To be fair, my husband works very hard. He’s tired and when that alarm goes off at 5:30 AM, he’s going to hit the snooze button.  It’s supposed to be the sound of a waterfall set to music. Very soothing and relaxing.

The Husband’s Alarm

That’s his real alarm.

To me it sounds like this a factory alarm signaling the end of the work day or an air raid siren.

 

Once the alarm goes off, I’m wide awake. Laying there, pissed off because he’s not getting up. He’s hit the snooze button. That means that every five minutes from now until he decides to get up I will hear the Factory Alarm.

 

Sometimes, like this morning he will shut it off and just use my alarm that I have set for the kids to get up. That isn’t very helpful either. While he’s lying there all curled up beside me like a cherub, I’m steaming. Thoughts of, “why” are going through my head.  All the while, I’m hearing him breathing in my ear, already asleep and the dog whimpering and snorting because he’s trying to chase down that Wascally Wabbbit. Basically, I’m not going to sleep anytime soon.

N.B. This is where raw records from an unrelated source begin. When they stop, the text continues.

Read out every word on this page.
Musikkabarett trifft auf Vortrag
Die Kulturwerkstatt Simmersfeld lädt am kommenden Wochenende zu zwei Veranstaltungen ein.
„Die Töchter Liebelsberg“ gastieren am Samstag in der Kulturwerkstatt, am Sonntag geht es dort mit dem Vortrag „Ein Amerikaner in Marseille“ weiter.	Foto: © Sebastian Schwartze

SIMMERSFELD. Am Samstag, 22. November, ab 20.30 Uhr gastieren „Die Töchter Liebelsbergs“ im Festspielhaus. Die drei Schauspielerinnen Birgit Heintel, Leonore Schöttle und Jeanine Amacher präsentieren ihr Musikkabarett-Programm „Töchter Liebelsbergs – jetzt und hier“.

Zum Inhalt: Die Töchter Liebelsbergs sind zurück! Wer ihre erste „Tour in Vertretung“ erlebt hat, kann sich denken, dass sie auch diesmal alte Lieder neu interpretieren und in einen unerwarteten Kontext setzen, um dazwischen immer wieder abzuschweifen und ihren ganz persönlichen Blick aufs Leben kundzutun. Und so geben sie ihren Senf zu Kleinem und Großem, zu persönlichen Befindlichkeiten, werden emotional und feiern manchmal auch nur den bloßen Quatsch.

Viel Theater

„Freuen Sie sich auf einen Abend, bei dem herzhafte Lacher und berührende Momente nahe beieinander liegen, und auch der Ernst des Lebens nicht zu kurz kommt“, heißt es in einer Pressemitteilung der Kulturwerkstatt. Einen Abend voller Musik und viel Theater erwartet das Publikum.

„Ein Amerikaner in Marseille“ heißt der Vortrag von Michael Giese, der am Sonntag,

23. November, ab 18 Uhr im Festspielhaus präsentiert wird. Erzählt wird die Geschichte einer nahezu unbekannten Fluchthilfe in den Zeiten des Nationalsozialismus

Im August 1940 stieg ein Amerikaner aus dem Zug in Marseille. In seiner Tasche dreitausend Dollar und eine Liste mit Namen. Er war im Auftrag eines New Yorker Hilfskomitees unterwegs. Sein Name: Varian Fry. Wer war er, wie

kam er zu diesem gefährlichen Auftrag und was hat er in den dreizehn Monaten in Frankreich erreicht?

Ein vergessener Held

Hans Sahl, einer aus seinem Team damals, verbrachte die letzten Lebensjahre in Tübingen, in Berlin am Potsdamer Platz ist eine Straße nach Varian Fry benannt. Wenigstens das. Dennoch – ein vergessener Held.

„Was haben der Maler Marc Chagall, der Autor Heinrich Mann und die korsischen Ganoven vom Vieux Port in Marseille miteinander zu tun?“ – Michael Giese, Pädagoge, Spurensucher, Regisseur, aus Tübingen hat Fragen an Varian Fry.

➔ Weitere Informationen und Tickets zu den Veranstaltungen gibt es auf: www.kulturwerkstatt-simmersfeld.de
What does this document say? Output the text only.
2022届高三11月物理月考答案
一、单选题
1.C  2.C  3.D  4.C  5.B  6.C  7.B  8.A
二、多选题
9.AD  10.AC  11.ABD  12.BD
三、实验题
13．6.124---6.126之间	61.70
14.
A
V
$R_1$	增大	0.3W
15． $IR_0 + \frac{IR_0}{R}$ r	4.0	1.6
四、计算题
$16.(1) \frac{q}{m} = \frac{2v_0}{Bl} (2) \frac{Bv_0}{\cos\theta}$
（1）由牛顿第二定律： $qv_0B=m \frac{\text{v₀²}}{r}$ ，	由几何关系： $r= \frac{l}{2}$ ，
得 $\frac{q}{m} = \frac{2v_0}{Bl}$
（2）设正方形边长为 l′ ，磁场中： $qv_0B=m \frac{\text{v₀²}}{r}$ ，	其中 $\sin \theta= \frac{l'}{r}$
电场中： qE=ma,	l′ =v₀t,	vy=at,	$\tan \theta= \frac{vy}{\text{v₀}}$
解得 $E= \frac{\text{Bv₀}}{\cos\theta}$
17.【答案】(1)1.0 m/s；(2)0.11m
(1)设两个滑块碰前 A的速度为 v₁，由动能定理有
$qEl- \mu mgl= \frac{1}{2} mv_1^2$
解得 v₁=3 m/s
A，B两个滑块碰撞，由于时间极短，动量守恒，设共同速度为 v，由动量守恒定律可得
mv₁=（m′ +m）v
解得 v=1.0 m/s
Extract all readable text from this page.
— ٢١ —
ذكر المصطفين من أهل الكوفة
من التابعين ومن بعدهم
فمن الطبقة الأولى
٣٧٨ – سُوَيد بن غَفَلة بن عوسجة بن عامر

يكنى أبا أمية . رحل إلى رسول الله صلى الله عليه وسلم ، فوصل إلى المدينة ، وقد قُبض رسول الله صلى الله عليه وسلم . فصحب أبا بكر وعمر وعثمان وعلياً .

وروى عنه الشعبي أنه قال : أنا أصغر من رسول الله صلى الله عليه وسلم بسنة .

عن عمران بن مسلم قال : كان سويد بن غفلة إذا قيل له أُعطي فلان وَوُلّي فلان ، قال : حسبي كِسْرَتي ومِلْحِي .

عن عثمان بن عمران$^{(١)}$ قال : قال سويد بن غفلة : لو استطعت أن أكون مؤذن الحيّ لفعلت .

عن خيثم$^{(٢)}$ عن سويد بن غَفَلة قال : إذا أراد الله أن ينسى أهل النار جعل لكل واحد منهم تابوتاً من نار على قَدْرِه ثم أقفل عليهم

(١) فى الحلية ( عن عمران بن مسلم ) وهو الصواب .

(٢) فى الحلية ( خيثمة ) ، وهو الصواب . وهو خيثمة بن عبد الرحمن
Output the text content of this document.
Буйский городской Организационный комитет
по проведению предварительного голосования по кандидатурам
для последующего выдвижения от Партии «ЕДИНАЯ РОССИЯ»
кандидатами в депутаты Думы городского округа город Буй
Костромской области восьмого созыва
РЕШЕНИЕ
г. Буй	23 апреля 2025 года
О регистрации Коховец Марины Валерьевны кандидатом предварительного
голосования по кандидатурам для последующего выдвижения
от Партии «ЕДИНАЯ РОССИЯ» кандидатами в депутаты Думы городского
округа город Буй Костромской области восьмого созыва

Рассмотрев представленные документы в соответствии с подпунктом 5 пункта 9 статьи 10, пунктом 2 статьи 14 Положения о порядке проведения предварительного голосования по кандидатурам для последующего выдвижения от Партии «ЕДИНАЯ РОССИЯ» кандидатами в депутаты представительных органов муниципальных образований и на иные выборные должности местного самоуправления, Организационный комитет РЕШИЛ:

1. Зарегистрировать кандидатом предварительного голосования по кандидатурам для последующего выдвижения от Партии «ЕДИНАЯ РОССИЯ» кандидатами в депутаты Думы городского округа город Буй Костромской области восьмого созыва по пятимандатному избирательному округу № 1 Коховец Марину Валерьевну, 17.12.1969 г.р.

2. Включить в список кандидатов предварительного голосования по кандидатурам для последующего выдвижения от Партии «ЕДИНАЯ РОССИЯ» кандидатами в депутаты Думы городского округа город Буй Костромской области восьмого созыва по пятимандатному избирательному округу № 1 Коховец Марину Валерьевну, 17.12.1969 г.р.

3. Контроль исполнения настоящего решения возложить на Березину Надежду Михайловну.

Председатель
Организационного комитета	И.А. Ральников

I lay there, listening to the sounds of the house. I try counting sheep or counting the members of the zombie hoard as they eat said sheep. I try to imagine my neighbors as zombies. I plan out what I’m going to do for the day that has now started for me at 5:30. I write parts of my novel in my head, I plan my blog for the day.  All these things, I do while he’s in sleep so peaceful it makes the insomniac in me jealous.

Then finally, sleep finds me. This occurs right after I’ve had that “Eureka” moment that I positively won’t remember when I wake up. I doze off into a peaceful sleep only to have the kids alarm go off five minutes later. I get up to start my day, no snooze buttons for me, feeling a little like Rodney Dangerfield in his usual self-pitying mood.